Wednesday saw the release of the Fed’s Beige Book, and though “growth downshifted slightly”, the deceleration was chalked up to either “concerns due to the rise of the Delta variant” (which, if cases are any indication, may be spreading less rapidly) or growth being hindered by “supply disruptions and labor shortages, as opposed to softening demand”.

On a more granular level, as far as employment goes, “all Districts noted extensive labor shortages that were constraining employment and, in many cases, impeding business activity”. The latest JOLTS release backs up this point (though it reflects July data), with job openings increasing to a series high of 10.9 million. As Reuters discussed in a recent article, this was accompanied by an increase in “the number of workers voluntarily quitting their jobs, a sign of confidence in the labor market”. Moreover, the job openings combined with a moderate rise in layoffs suggests “lasts month’s sharp slowdown in hiring was due to employers’ inability to find workers rather than weak demand for labor”. Unsurprisingly, “a number of Districts reported an acceleration in wages,” with several noting “particularly brisk wage gains among lower-wage workers”.

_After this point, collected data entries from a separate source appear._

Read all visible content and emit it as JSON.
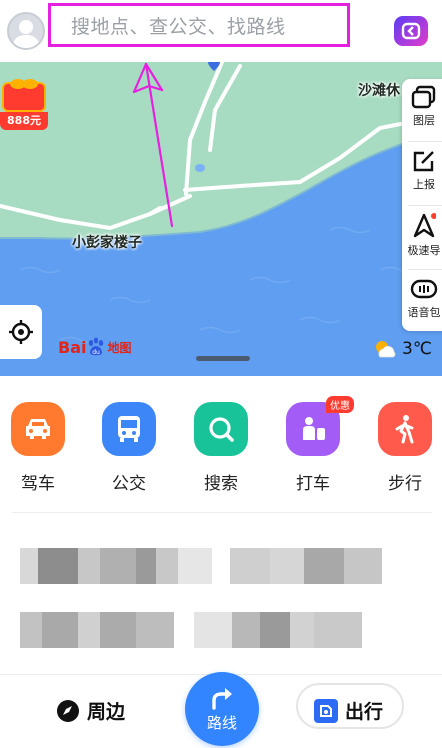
{
  "search": {
    "placeholder": "搜地点、查公交、找路线"
  },
  "map": {
    "labels": {
      "area_right": "沙滩休",
      "village": "小彭家楼子"
    },
    "promo_amount": "888元",
    "logo_bai": "Bai",
    "logo_ditu": "地图",
    "weather": {
      "temp": "3℃",
      "icon": "partly-cloudy-icon"
    }
  },
  "side_panel": {
    "items": [
      {
        "label": "图层",
        "icon": "layers-icon"
      },
      {
        "label": "上报",
        "icon": "report-icon"
      },
      {
        "label": "极速导",
        "icon": "navigation-icon"
      },
      {
        "label": "语音包",
        "icon": "voice-pack-icon"
      }
    ]
  },
  "quick_actions": [
    {
      "label": "驾车",
      "color": "#ff7a2e",
      "icon": "car-icon"
    },
    {
      "label": "公交",
      "color": "#3c86f7",
      "icon": "bus-icon"
    },
    {
      "label": "搜索",
      "color": "#19c39a",
      "icon": "search-icon"
    },
    {
      "label": "打车",
      "color": "#a35cf5",
      "icon": "taxi-icon",
      "badge": "优惠"
    },
    {
      "label": "步行",
      "color": "#ff5a4b",
      "icon": "walk-icon"
    }
  ],
  "bottom_nav": {
    "nearby": "周边",
    "route": "路线",
    "go": "出行"
  },
  "colors": {
    "accent": "#3385ff",
    "search_border": "#e620e0",
    "annotation_arrow": "#e620e0"
  }
}
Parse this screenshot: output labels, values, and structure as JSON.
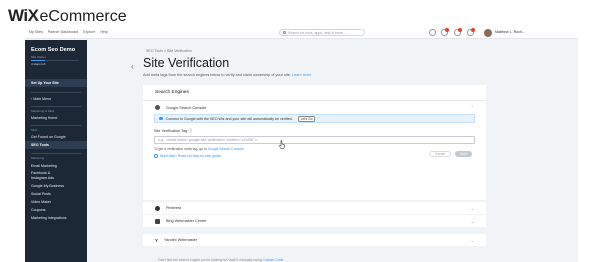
{
  "brand": {
    "wix": "WiX",
    "ecommerce": "eCommerce"
  },
  "topbar": {
    "menu": [
      "My Sites",
      "Partner Dashboard",
      "Explore",
      "Help"
    ],
    "search_placeholder": "Search for tools, apps, help & more...",
    "user_name": "Matthew L. Roch..."
  },
  "sidebar": {
    "site_name": "Ecom Seo Demo",
    "site_sub": "Site Owner",
    "progress": 0.3,
    "progress_text": "4 steps left",
    "setup": "Set Up Your Site",
    "main_menu": "Main Menu",
    "sec_marketing": "Marketing & SEO",
    "marketing_home": "Marketing Home",
    "sec_seo": "SEO",
    "get_found": "Get Found on Google",
    "seo_tools": "SEO Tools",
    "sec_marketing2": "Marketing",
    "items": [
      "Email Marketing",
      "Facebook &",
      "Instagram Ads",
      "Google My Business",
      "Social Posts",
      "Video Maker",
      "Coupons",
      "Marketing Integrations"
    ]
  },
  "page": {
    "breadcrumb": "SEO Tools  >  Site Verification",
    "title": "Site Verification",
    "description": "Add meta tags from the search engines below to verify and claim ownership of your site.",
    "learn_more": "Learn more"
  },
  "engines": {
    "header": "Search Engines",
    "google": "Google Search Console",
    "connect_text": "Connect to Google with the SEO Wiz and your site will automatically be verified.",
    "connect_btn": "Let's Go",
    "field_label": "Site Verification Tag",
    "field_placeholder": "e.g., <meta name='google-site-verification' content='123456' />",
    "helper": "To get a verification meta tag, go to",
    "helper_link": "Google Search Console.",
    "need_help": "Need help? Read our step-by-step guide",
    "cancel": "Cancel",
    "save": "Save",
    "pinterest": "Pinterest",
    "bing": "Bing Webmaster Center",
    "yandex": "Yandex Webmaster"
  },
  "bottom": {
    "text": "Can't find the search engine you're looking for? Add it manually using",
    "link": "Custom Code"
  },
  "colors": {
    "sidebar": "#1c2836",
    "accent": "#3899ec",
    "app_bg": "#f0f4f7"
  }
}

On the inflation side, Districts described the pace of price increases as either strong or moderate, and “with pervasive shortages, input price pressures continued to be widespread”. What’s more, some Districts reported that “businesses are finding it easier to pass along more cost increases through higher prices” (as an aside, today’s PPI was 8.1%, “the largest advance since 12-month data were first calculated in November 2010) and, as we’ve discussed, “several districts indicated that businesses anticipate significant hikes in their selling prices in the months ahead”. There is also a growing number of “official” sources discussing the potential inflation tailwinds coming from OER. The Dallas Fed examined the house prices vs OER dynamic in a recent research piece, noting that “house price growth historically has been useful when predicting the inflation rates of rent and OER”. Taking this one step further, they “present forecasts of these inflation rates” (“6.9 percent by year-end 2023”) which will in turn contribute “about 1.2 percentage points [to core PCE] for 2023”. The White House Council of Economic Advisors is also taking note of the relationship, finding that “higher shelter prices are likely to soon show up more clearly in the monthly CPI”. 

Whether prices continue to rise at the same breakneck pace remains to be seen, but it is likely no coincidence that the word “transitory” did not appear in the latest Beige Book release.